Tim O’Reilly warnt vor der Zukunft des Web 2.0

Tim O’Reilly warnt neuerdings vor den Gefahren durch Web 2.0:

„But there are dark sides to the internet and Web 2.0“

Als erste Gefahr nennt auch er nun die Bedrohung der Privatsphäre – das Thema hatten wir ja schon mehrfach (z.B. hier, hier, hier, …). Interessant und erfreulich, dass die großen Namen aus der Industrie (zuletzt Scott McNealy von Sun) sich inzwischen immer stärker zum Datenschutz bekennen und sich Gedanken darüber machen, welchen Einfluss ihre Technologien darauf haben.
Die zweite Sorge von O’Reilly ist die Zentralisierung von Macht und Informationen. Seine Prognose: Wenn man nichts dagegen unternimmt, wird aus der versprochenen Demokratisierung des Web 2.0 nur wieder einmal ein Oligopol von wenigen großen Firmen werden. Die meisten kennen wir ja bereits: Technorati, MySpace, Orkut, LinkedIn, Flickr, del.icio.us, YouTube, OpenBC, dazu noch Amazon, Google und Ebay aus der ersten Generation, … (Habe ich etwas wichtiges vergessen? Und wenn schon – ist in zwei Jahren eh bankrott.)

If history is any guide, the democratization promised by Web 2.0 will eventually be succeeded by new monopolies, just as the democratization promised by the personal computer led to an industry dominated by only a few companies. Those companies will have enormous power over our lives – and may use it for good or ill. Already we’re seeing companies claiming that Google has the ability to make or break their business by how it adjusts its search rankings.
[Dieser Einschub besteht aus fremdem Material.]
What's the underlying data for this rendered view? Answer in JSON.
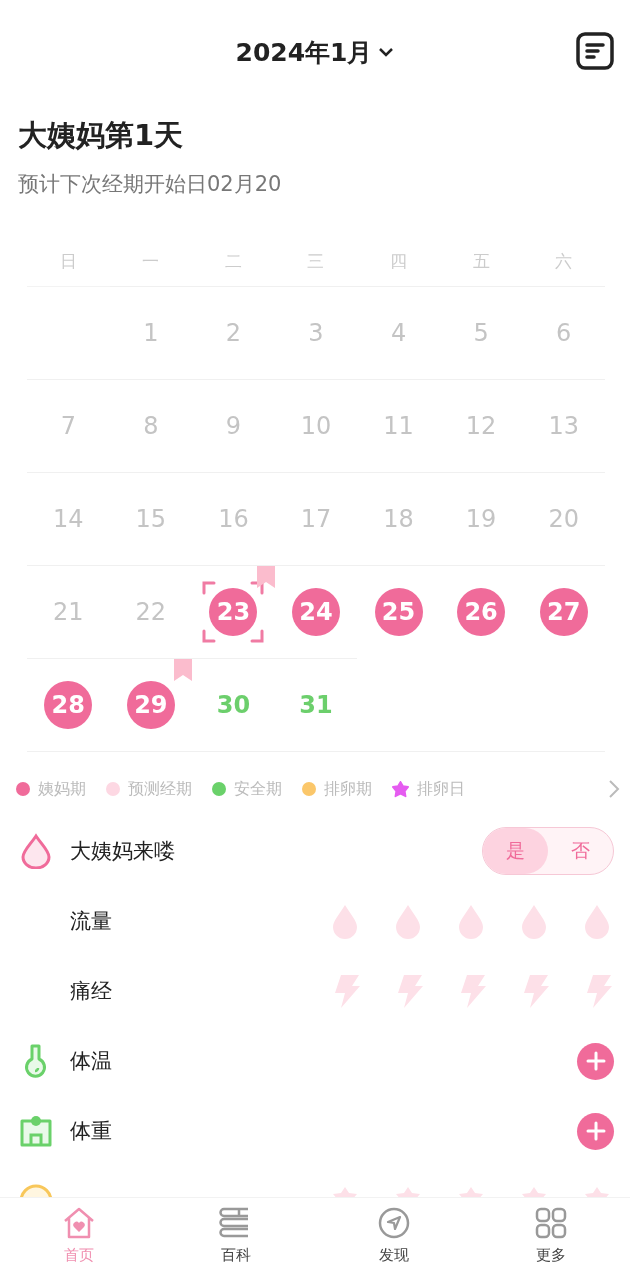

That’s just a small taste of what is to come as new power brokers rule the information pathways that will shape our future world.

Tim O’Reilly sagt voraus, dass es ein harter Kampf sein wird, wenn diese Konsequenzen verhindert werden sollen. Dazu gehören einerseits bewusste Entscheidungen über das technologische Design, um sicherzustellen, dass nicht alles, was gemacht werden kann, auch gemacht wird.

As a result, I urge you to think hard about the consequences of new technology. Don’t just take for granted that technology will bring us a better world. We must engage strenuously with the future, thinking through the dark side of each opportunity, and working to maximize the good that we create while minimizing the harm.

Es wird aber wohl auch (vermute ich) gesetzliche Vorgaben bzw. deren strikte Anwendung brauchen. Auf den guten Willen der Firmen sollte man sich nicht verlassen, gerade weil es Firmen sind. Als letzte Gefahr nennt O’Reilly nämlich die Gier.
Via RoughType.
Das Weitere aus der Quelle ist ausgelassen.